Shifting our mindsets


Firstly, changing the way we look at increasing inclusivity and accessibility needs to occur, as many of the practices currently focus on equipment and aid accessibility. While physical accessibility is crucial within a city environment, time should also be spent understanding the need to improve everyone’s inclusivity, such as those with non-physical disabilities.

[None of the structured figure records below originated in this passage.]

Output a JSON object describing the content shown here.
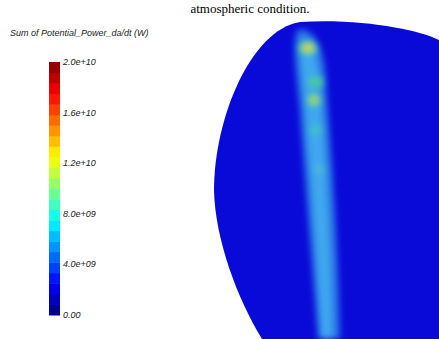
{
  "chart_data": {
    "type": "contour",
    "caption": "atmospheric condition.",
    "title": "Sum of Potential_Power_da/dt (W)",
    "colorbar": {
      "range": [
        0,
        20000000000
      ],
      "ticks": [
        {
          "value": 0,
          "label": "0.00"
        },
        {
          "value": 4000000000,
          "label": "4.0e+09"
        },
        {
          "value": 8000000000,
          "label": "8.0e+09"
        },
        {
          "value": 12000000000,
          "label": "1.2e+10"
        },
        {
          "value": 16000000000,
          "label": "1.6e+10"
        },
        {
          "value": 20000000000,
          "label": "2.0e+10"
        }
      ]
    }
  }
}
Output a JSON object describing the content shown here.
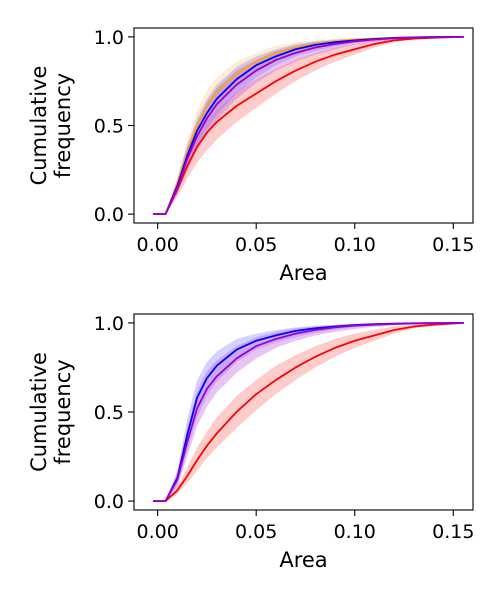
{
  "chart_data": [
    {
      "type": "line",
      "xlabel": "Area",
      "ylabel": "Cumulative frequency",
      "xlim": [
        -0.012,
        0.16
      ],
      "ylim": [
        -0.05,
        1.05
      ],
      "xticks": [
        0.0,
        0.05,
        0.1,
        0.15
      ],
      "xtick_labels": [
        "0.00",
        "0.05",
        "0.10",
        "0.15"
      ],
      "yticks": [
        0.0,
        0.5,
        1.0
      ],
      "ytick_labels": [
        "0.0",
        "0.5",
        "1.0"
      ],
      "grid": false,
      "x": [
        -0.002,
        0.004,
        0.01,
        0.015,
        0.02,
        0.025,
        0.03,
        0.04,
        0.05,
        0.06,
        0.07,
        0.08,
        0.09,
        0.1,
        0.11,
        0.12,
        0.13,
        0.14,
        0.155
      ],
      "series": [
        {
          "color": "#ff0000",
          "band_color": "#ff8080",
          "band_opacity": 0.4,
          "values": [
            0.0,
            0.0,
            0.14,
            0.27,
            0.38,
            0.46,
            0.52,
            0.61,
            0.68,
            0.75,
            0.81,
            0.86,
            0.9,
            0.93,
            0.96,
            0.98,
            0.99,
            0.995,
            1.0
          ],
          "lower": [
            0.0,
            0.0,
            0.1,
            0.2,
            0.29,
            0.36,
            0.42,
            0.52,
            0.6,
            0.68,
            0.75,
            0.81,
            0.86,
            0.9,
            0.94,
            0.97,
            0.985,
            0.992,
            1.0
          ],
          "upper": [
            0.0,
            0.0,
            0.18,
            0.33,
            0.45,
            0.53,
            0.59,
            0.69,
            0.76,
            0.82,
            0.87,
            0.91,
            0.94,
            0.96,
            0.98,
            0.99,
            0.995,
            0.998,
            1.0
          ]
        },
        {
          "color": "#ffa500",
          "band_color": "#ffc87a",
          "band_opacity": 0.35,
          "values": [
            0.0,
            0.0,
            0.17,
            0.35,
            0.5,
            0.61,
            0.69,
            0.79,
            0.86,
            0.91,
            0.94,
            0.96,
            0.975,
            0.985,
            0.99,
            0.995,
            0.998,
            0.999,
            1.0
          ],
          "lower": [
            0.0,
            0.0,
            0.13,
            0.29,
            0.42,
            0.52,
            0.6,
            0.71,
            0.8,
            0.86,
            0.9,
            0.93,
            0.955,
            0.97,
            0.98,
            0.99,
            0.995,
            0.998,
            1.0
          ],
          "upper": [
            0.0,
            0.0,
            0.21,
            0.41,
            0.58,
            0.7,
            0.77,
            0.86,
            0.91,
            0.95,
            0.97,
            0.98,
            0.99,
            0.995,
            0.997,
            0.999,
            1.0,
            1.0,
            1.0
          ]
        },
        {
          "color": "#0000ff",
          "band_color": "#8080ff",
          "band_opacity": 0.35,
          "values": [
            0.0,
            0.0,
            0.16,
            0.33,
            0.47,
            0.57,
            0.65,
            0.76,
            0.84,
            0.89,
            0.93,
            0.955,
            0.97,
            0.98,
            0.988,
            0.994,
            0.997,
            0.999,
            1.0
          ],
          "lower": [
            0.0,
            0.0,
            0.12,
            0.27,
            0.39,
            0.48,
            0.56,
            0.68,
            0.77,
            0.84,
            0.89,
            0.92,
            0.945,
            0.965,
            0.978,
            0.988,
            0.994,
            0.997,
            1.0
          ],
          "upper": [
            0.0,
            0.0,
            0.2,
            0.39,
            0.54,
            0.65,
            0.73,
            0.83,
            0.89,
            0.93,
            0.96,
            0.975,
            0.985,
            0.99,
            0.995,
            0.997,
            0.999,
            1.0,
            1.0
          ]
        },
        {
          "color": "#9900cc",
          "band_color": "#bb55dd",
          "band_opacity": 0.35,
          "values": [
            0.0,
            0.0,
            0.15,
            0.31,
            0.44,
            0.54,
            0.62,
            0.73,
            0.81,
            0.87,
            0.91,
            0.94,
            0.96,
            0.975,
            0.985,
            0.992,
            0.996,
            0.998,
            1.0
          ],
          "lower": [
            0.0,
            0.0,
            0.11,
            0.25,
            0.36,
            0.45,
            0.53,
            0.65,
            0.74,
            0.81,
            0.86,
            0.9,
            0.93,
            0.955,
            0.972,
            0.984,
            0.991,
            0.996,
            1.0
          ],
          "upper": [
            0.0,
            0.0,
            0.19,
            0.37,
            0.52,
            0.63,
            0.71,
            0.81,
            0.87,
            0.92,
            0.95,
            0.97,
            0.98,
            0.988,
            0.993,
            0.996,
            0.998,
            0.999,
            1.0
          ]
        }
      ]
    },
    {
      "type": "line",
      "xlabel": "Area",
      "ylabel": "Cumulative frequency",
      "xlim": [
        -0.012,
        0.16
      ],
      "ylim": [
        -0.05,
        1.05
      ],
      "xticks": [
        0.0,
        0.05,
        0.1,
        0.15
      ],
      "xtick_labels": [
        "0.00",
        "0.05",
        "0.10",
        "0.15"
      ],
      "yticks": [
        0.0,
        0.5,
        1.0
      ],
      "ytick_labels": [
        "0.0",
        "0.5",
        "1.0"
      ],
      "grid": false,
      "x": [
        -0.002,
        0.004,
        0.01,
        0.015,
        0.02,
        0.025,
        0.03,
        0.04,
        0.05,
        0.06,
        0.07,
        0.08,
        0.09,
        0.1,
        0.11,
        0.12,
        0.13,
        0.14,
        0.155
      ],
      "series": [
        {
          "color": "#ff0000",
          "band_color": "#ff8080",
          "band_opacity": 0.4,
          "values": [
            0.0,
            0.0,
            0.06,
            0.14,
            0.23,
            0.31,
            0.38,
            0.5,
            0.6,
            0.68,
            0.75,
            0.81,
            0.86,
            0.9,
            0.93,
            0.96,
            0.98,
            0.99,
            1.0
          ],
          "lower": [
            0.0,
            0.0,
            0.04,
            0.1,
            0.17,
            0.24,
            0.3,
            0.41,
            0.51,
            0.6,
            0.68,
            0.75,
            0.81,
            0.86,
            0.9,
            0.94,
            0.97,
            0.985,
            1.0
          ],
          "upper": [
            0.0,
            0.0,
            0.08,
            0.19,
            0.3,
            0.39,
            0.47,
            0.59,
            0.68,
            0.76,
            0.82,
            0.87,
            0.91,
            0.94,
            0.96,
            0.98,
            0.99,
            0.995,
            1.0
          ]
        },
        {
          "color": "#0000ff",
          "band_color": "#8080ff",
          "band_opacity": 0.35,
          "values": [
            0.0,
            0.0,
            0.13,
            0.37,
            0.58,
            0.69,
            0.76,
            0.85,
            0.9,
            0.93,
            0.955,
            0.97,
            0.98,
            0.988,
            0.993,
            0.996,
            0.998,
            0.999,
            1.0
          ],
          "lower": [
            0.0,
            0.0,
            0.09,
            0.28,
            0.47,
            0.59,
            0.67,
            0.78,
            0.85,
            0.89,
            0.92,
            0.945,
            0.962,
            0.975,
            0.985,
            0.991,
            0.995,
            0.998,
            1.0
          ],
          "upper": [
            0.0,
            0.0,
            0.17,
            0.46,
            0.68,
            0.78,
            0.84,
            0.91,
            0.94,
            0.96,
            0.975,
            0.985,
            0.99,
            0.995,
            0.997,
            0.999,
            1.0,
            1.0,
            1.0
          ]
        },
        {
          "color": "#9900cc",
          "band_color": "#bb55dd",
          "band_opacity": 0.35,
          "values": [
            0.0,
            0.0,
            0.12,
            0.33,
            0.52,
            0.63,
            0.7,
            0.8,
            0.87,
            0.91,
            0.94,
            0.96,
            0.975,
            0.985,
            0.99,
            0.994,
            0.997,
            0.999,
            1.0
          ],
          "lower": [
            0.0,
            0.0,
            0.08,
            0.25,
            0.42,
            0.53,
            0.61,
            0.72,
            0.8,
            0.86,
            0.9,
            0.93,
            0.95,
            0.965,
            0.978,
            0.987,
            0.993,
            0.997,
            1.0
          ],
          "upper": [
            0.0,
            0.0,
            0.16,
            0.41,
            0.62,
            0.73,
            0.79,
            0.87,
            0.92,
            0.95,
            0.97,
            0.98,
            0.988,
            0.993,
            0.996,
            0.998,
            0.999,
            1.0,
            1.0
          ]
        }
      ]
    }
  ]
}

When the needs of everyone are in mind when developing cities, it has the potential to provide opportunities for all. This increase in opportunities can provide a better quality of life, economic growth and improved socialisation. However, there is no one size fits all approach when thinking about developing an environment that promotes inclusivity and accessibility. Nonetheless, there are general strategies in which cities can adopt to increase their levels of accessibility over time. Some of these strategies are outlined below.


Increased greenery


Several environmental factors can be addressed to increase the level of wellbeing amongst the individuals within the community. One is simply increasing the level of plant life and greenery within a community, as research demonstrates the link between exposure to nature and improved wellbeing. In practice, some cities have begun to implement this strategy by including additional vegetation within high traffic areas and providing increased accessibility to parks and nature walks.

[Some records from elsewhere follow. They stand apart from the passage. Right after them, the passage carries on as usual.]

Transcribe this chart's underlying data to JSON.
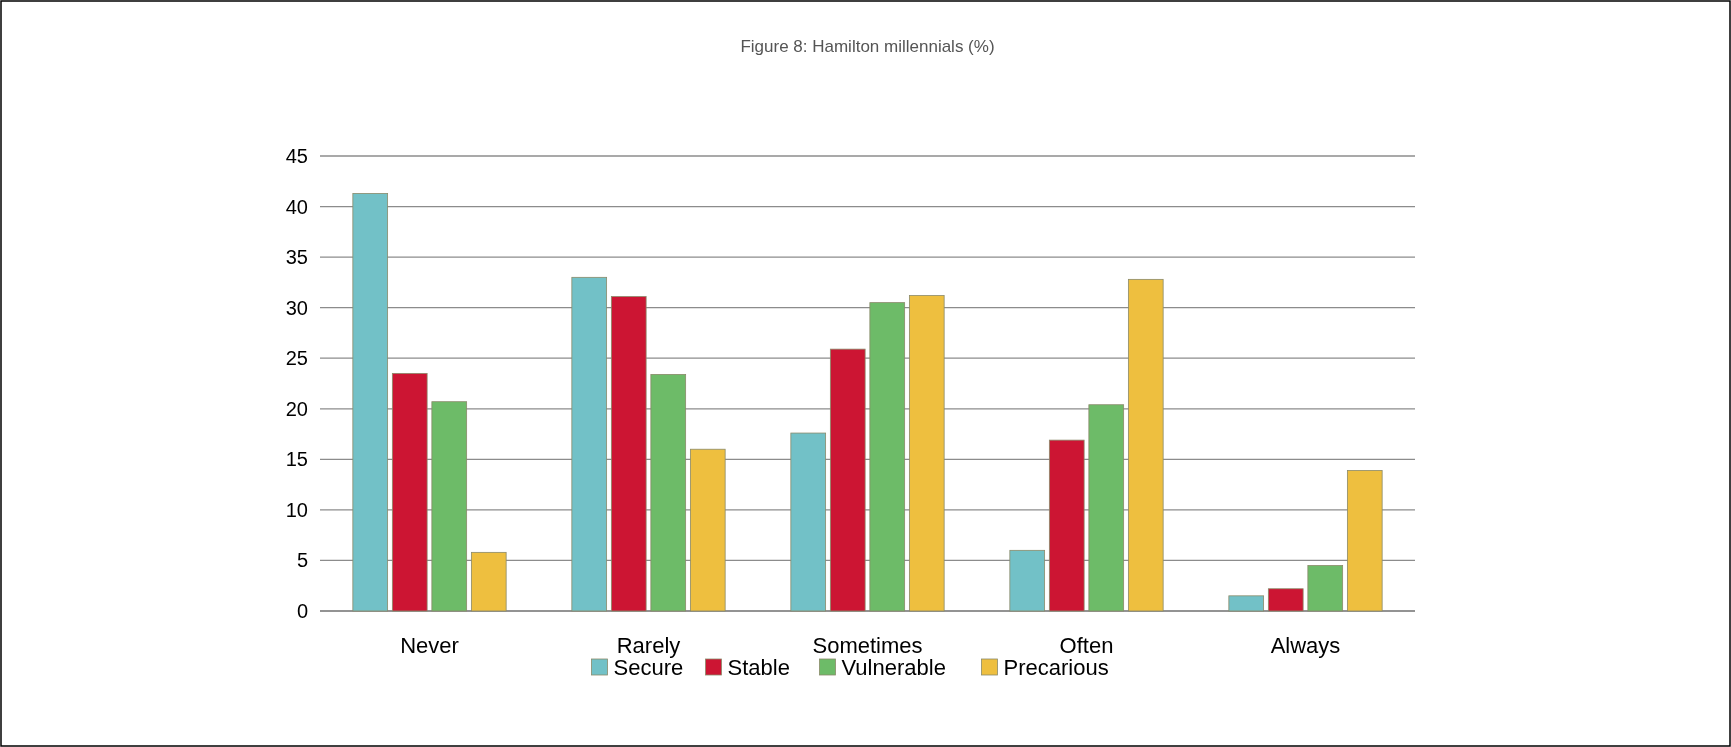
{
  "chart_data": {
    "type": "bar",
    "title": "Figure 8: Hamilton millennials (%)",
    "categories": [
      "Never",
      "Rarely",
      "Sometimes",
      "Often",
      "Always"
    ],
    "series": [
      {
        "name": "Secure",
        "color": "#72c1c7",
        "values": [
          41.3,
          33.0,
          17.6,
          6.0,
          1.5
        ]
      },
      {
        "name": "Stable",
        "color": "#cc1533",
        "values": [
          23.5,
          31.1,
          25.9,
          16.9,
          2.2
        ]
      },
      {
        "name": "Vulnerable",
        "color": "#6dbb68",
        "values": [
          20.7,
          23.4,
          30.5,
          20.4,
          4.5
        ]
      },
      {
        "name": "Precarious",
        "color": "#eebf3f",
        "values": [
          5.8,
          16.0,
          31.2,
          32.8,
          13.9
        ]
      }
    ],
    "ylim": [
      0,
      45
    ],
    "yticks": [
      0,
      5,
      10,
      15,
      20,
      25,
      30,
      35,
      40,
      45
    ],
    "grid": "y",
    "legend": "bottom"
  }
}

Addressing the noise of a city


Similarly, issues such as noise pollution can also affect the level of accessibility to public spaces. For example, for those who have noise sensitivities, a large city’s sound can have a negative impact on their wellbeing. Thus, several countries have begun to combat this environmental issue and minimise noise pollution. Dense areas of plant life and greenery, as well as solid barriers, can significantly reduce highway noise due to vegetation absorbing more of the sound.

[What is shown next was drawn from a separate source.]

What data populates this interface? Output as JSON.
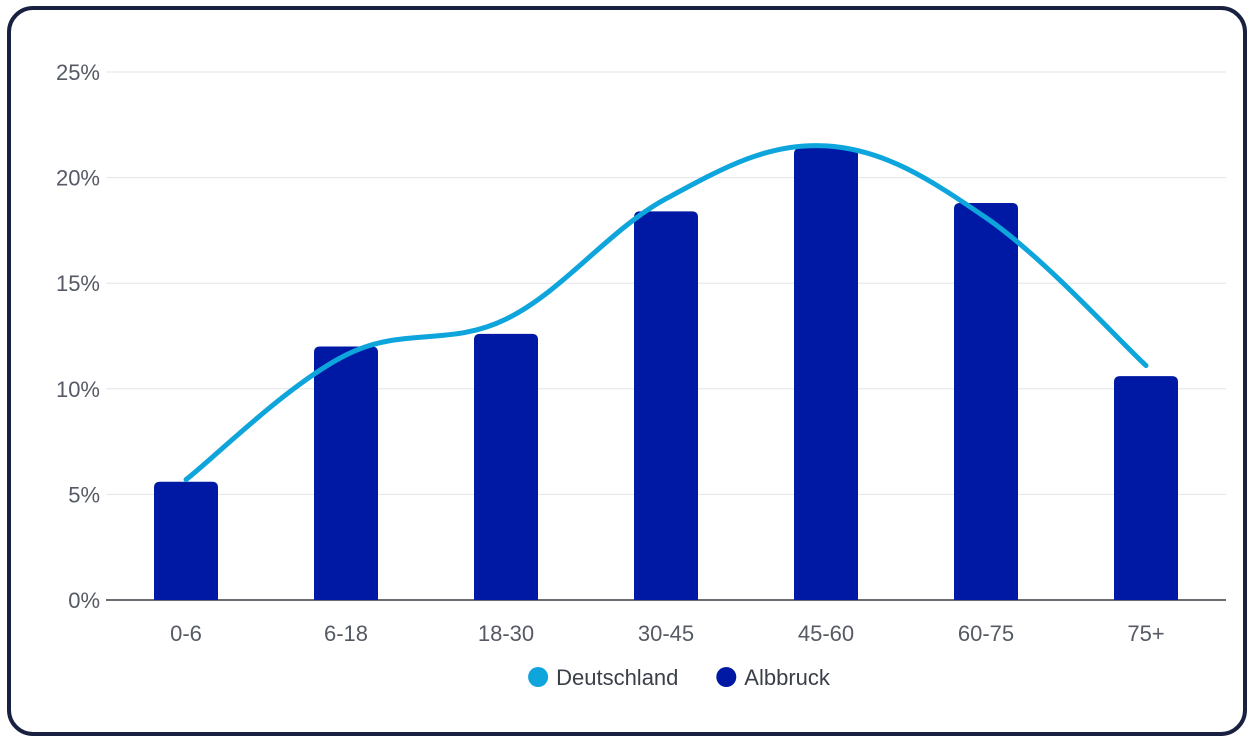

Moreover, certain supermarkets have recently begun to offer ‘quiet hours’ to those who may find low-sensory shopping a more enjoyable experience. Early reports have shown the rollout of this practice to be successful in making their stores more accessible and inclusive.


As you can see, accessibility and inclusivity take on many forms, and there is no singular recipe to ensure all people within all communities feel safe and included. However, through community consultation and planning, which aims to increase sustainability, safety, and inclusivity, we can continue to make a tangible difference to our population’s level of wellbeing.